E nós os reconheceremos com toda a facilidade, não é?
– Claro que sim,
Mãe. Eu jamais esquecerei essas três fisionomias.
– Pois então
vamos, minhas filhas. Já é hora de localizarmos essas três pessoas. Mas não
esqueçam que nós podemos identificá-las facilmente, mas elas não podem
perceber, em momento algum, que foram descobertas por nós. Sejam, portanto,
discretíssimas. Ah, a propósito, para que lado vocês acham que devemos ir?
– Muralha leste!
– foi a resposta simultânea, em uníssono, de Alana e Vérica, que, já na porta,
voltaram-se para a direção escolhida. Kyna, com um sorriso de satisfação,
limitou-se a segui-las. Mas se retardou um pouquinho, enquanto seu sorriso
passava da satisfação para o enigmático, e ela pensava: Ah, essas jovens! Ainda têm tanto que aprender!...
E lhes falou
então:
– Vão na frente,
preciso dar mais uma olhada no rei Meroveu. Logo depois eu as alcanço em frente
a muralha leste, mais exatamente na fonte de água, não é? É ali que você sabem que vão encontrar as duas mulheres. Estou certa?
– Certíssima ,
Avó! – e as duas saíram sorrindo, de braços dados, andando celeremente em
direção à fonte.
Kyna esperou que
elas sumissem de vista, voltou ao alojamento e destrancou a porta. Depois,
deixando-a assim, visivelmente destrancada saiu andando calmamente pela rua. Ao
cabo dos primeiros duzentos metros, deteve-se e ficou encostada à parede do
estábulo dos cavalos. Não tinha dúvida nenhuma: um vulto escondido atrás de uma
coluna de trabalho a estava observando no momento em que ela havia saído.
A
sumo-sacerdotisa ficou esperando calmamente até que sentiu que era o momento
certo de voltar a se movimentar. Então caminhou devagar de volta ao alojamento.
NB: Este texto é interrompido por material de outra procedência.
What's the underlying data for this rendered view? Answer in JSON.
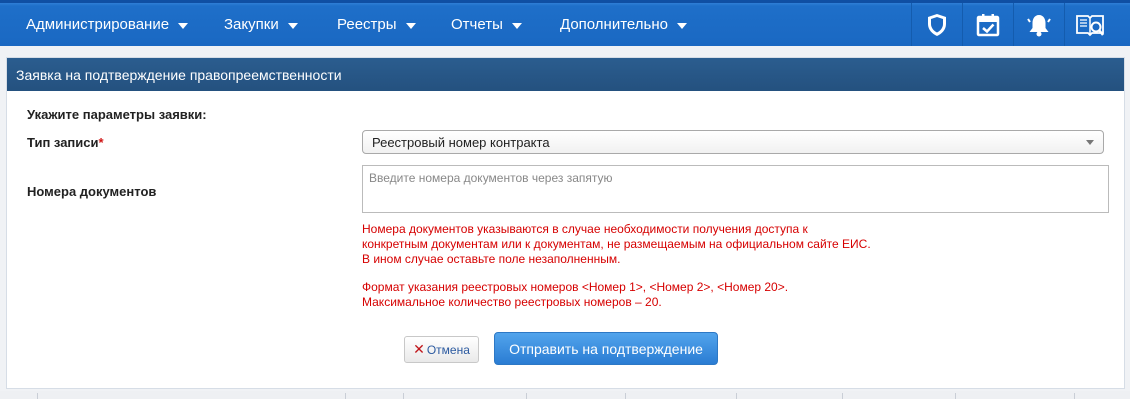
{
  "nav": {
    "menu": [
      {
        "label": "Администрирование"
      },
      {
        "label": "Закупки"
      },
      {
        "label": "Реестры"
      },
      {
        "label": "Отчеты"
      },
      {
        "label": "Дополнительно"
      }
    ],
    "icons": [
      "shield-icon",
      "calendar-check-icon",
      "bell-icon",
      "book-search-icon"
    ]
  },
  "panel": {
    "title": "Заявка на подтверждение правопреемственности"
  },
  "form": {
    "section_label": "Укажите параметры заявки:",
    "type_label": "Тип записи",
    "required_mark": "*",
    "type_value": "Реестровый номер контракта",
    "docs_label": "Номера документов",
    "docs_placeholder": "Введите номера документов через запятую",
    "hint_lines_1": [
      "Номера документов указываются в случае необходимости получения доступа к",
      "конкретным документам или к документам, не размещаемым на официальном сайте ЕИС.",
      "В ином случае оставьте поле незаполненным."
    ],
    "hint_lines_2": [
      "Формат указания реестровых номеров <Номер 1>, <Номер 2>, <Номер 20>.",
      "Максимальное количество реестровых номеров – 20."
    ]
  },
  "buttons": {
    "cancel": "Отмена",
    "submit": "Отправить на подтверждение"
  },
  "colors": {
    "topbar": "#1a68c2",
    "panel_header": "#24517f",
    "hint_red": "#d60000",
    "submit_blue": "#2a7cd3"
  }
}
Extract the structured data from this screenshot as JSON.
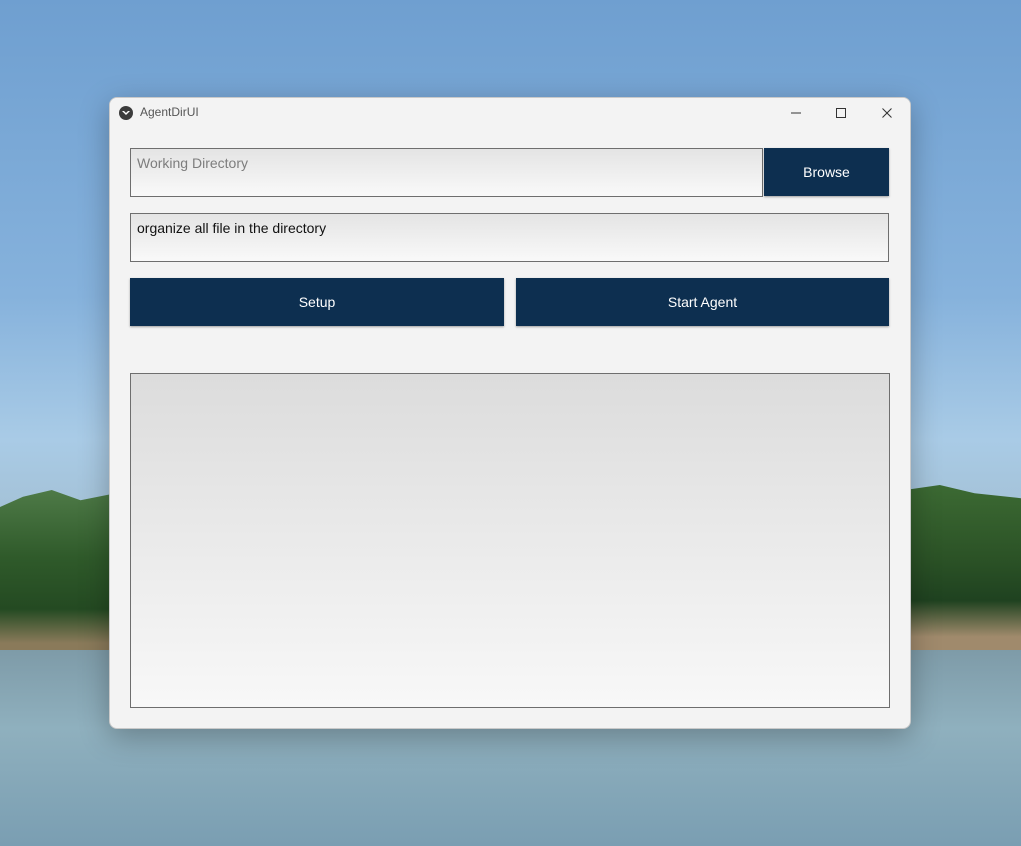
{
  "window": {
    "title": "AgentDirUI"
  },
  "working_directory": {
    "value": "",
    "placeholder": "Working Directory"
  },
  "browse_button": {
    "label": "Browse"
  },
  "task_input": {
    "value": "organize all file in the directory"
  },
  "setup_button": {
    "label": "Setup"
  },
  "start_agent_button": {
    "label": "Start Agent"
  },
  "output": {
    "text": ""
  },
  "colors": {
    "button_bg": "#0d2f50",
    "button_text": "#ffffff",
    "window_bg": "#f3f3f3"
  },
  "icons": {
    "app": "app-logo-icon",
    "minimize": "minimize-icon",
    "maximize": "maximize-icon",
    "close": "close-icon"
  }
}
Quando chegou, a porta estava fechada. E a pessoa que esperava estava lá
dentro. Kyna abriu a porta lentamente, sem fazer qualquer ruído e entrou. O
homem alto, de cabelos negros cacheados, que estava abaixado remexendo seus
antigos documentos egípcios, não a percebeu. Kyna deu mais dois passos e falou:
– Ermanaric, eu
o esperava, seja bem-vindo.
O homem levou um
susto enorme. Ergueu-se tremendo visivelmente e encarou a grande sacerdotisa.
Era uma criatura de uma beleza impressionante. Seu rosto tinha traços delicados
e perfeitos, que caberiam bem tanto em um rosto feminino quanto num masculino.
Os olhos eram negros e densos, os cabelos se espalhavam em cacho pretos de rara
perfeição e simetria, que caiam naturalmente sobre seu ombros. O corpo era
esguio e rijo e, sob a túnica de caimento justo, parecia muito mais feminino
que masculino. No nariz delicado, de ponta afilada, as duas narinas pulsavam
rápidas, traduzindo o nervosismo de que estava tomado. E não era para menos:
ninguém, mas ninguém mesmo que estivesse vivo hoje sabia que a bela mulher huna
Hilduara tinha um dia sido chamada, quando ainda era um menino muito pequeno,
pelo nome ostrogodo de Ermanaric.
Kyna percebeu o
estado tenso do homem – ou mulher – à beira de ter um desmaio. Adiantou-se mais
alguns metros e ajudou-o a sentar num banco forrado. Então retirou de um bolso interno, em sua veste sacerdotal, um pequeno frasco e aproximou-o do nariz de Ermanaric.
Este teve um estremecimento e pareceu voltar à consciência plena, o que lhe
permitiu dirigir-se à sacerdotisa:
– Como... como
sabe? Como pode saber? Há trinta anos não tenho mais esse nome... – e precisou
parar, novamente, para conseguir respirar.
– Trinta anos
atrás transformaram você na menina Hilduara.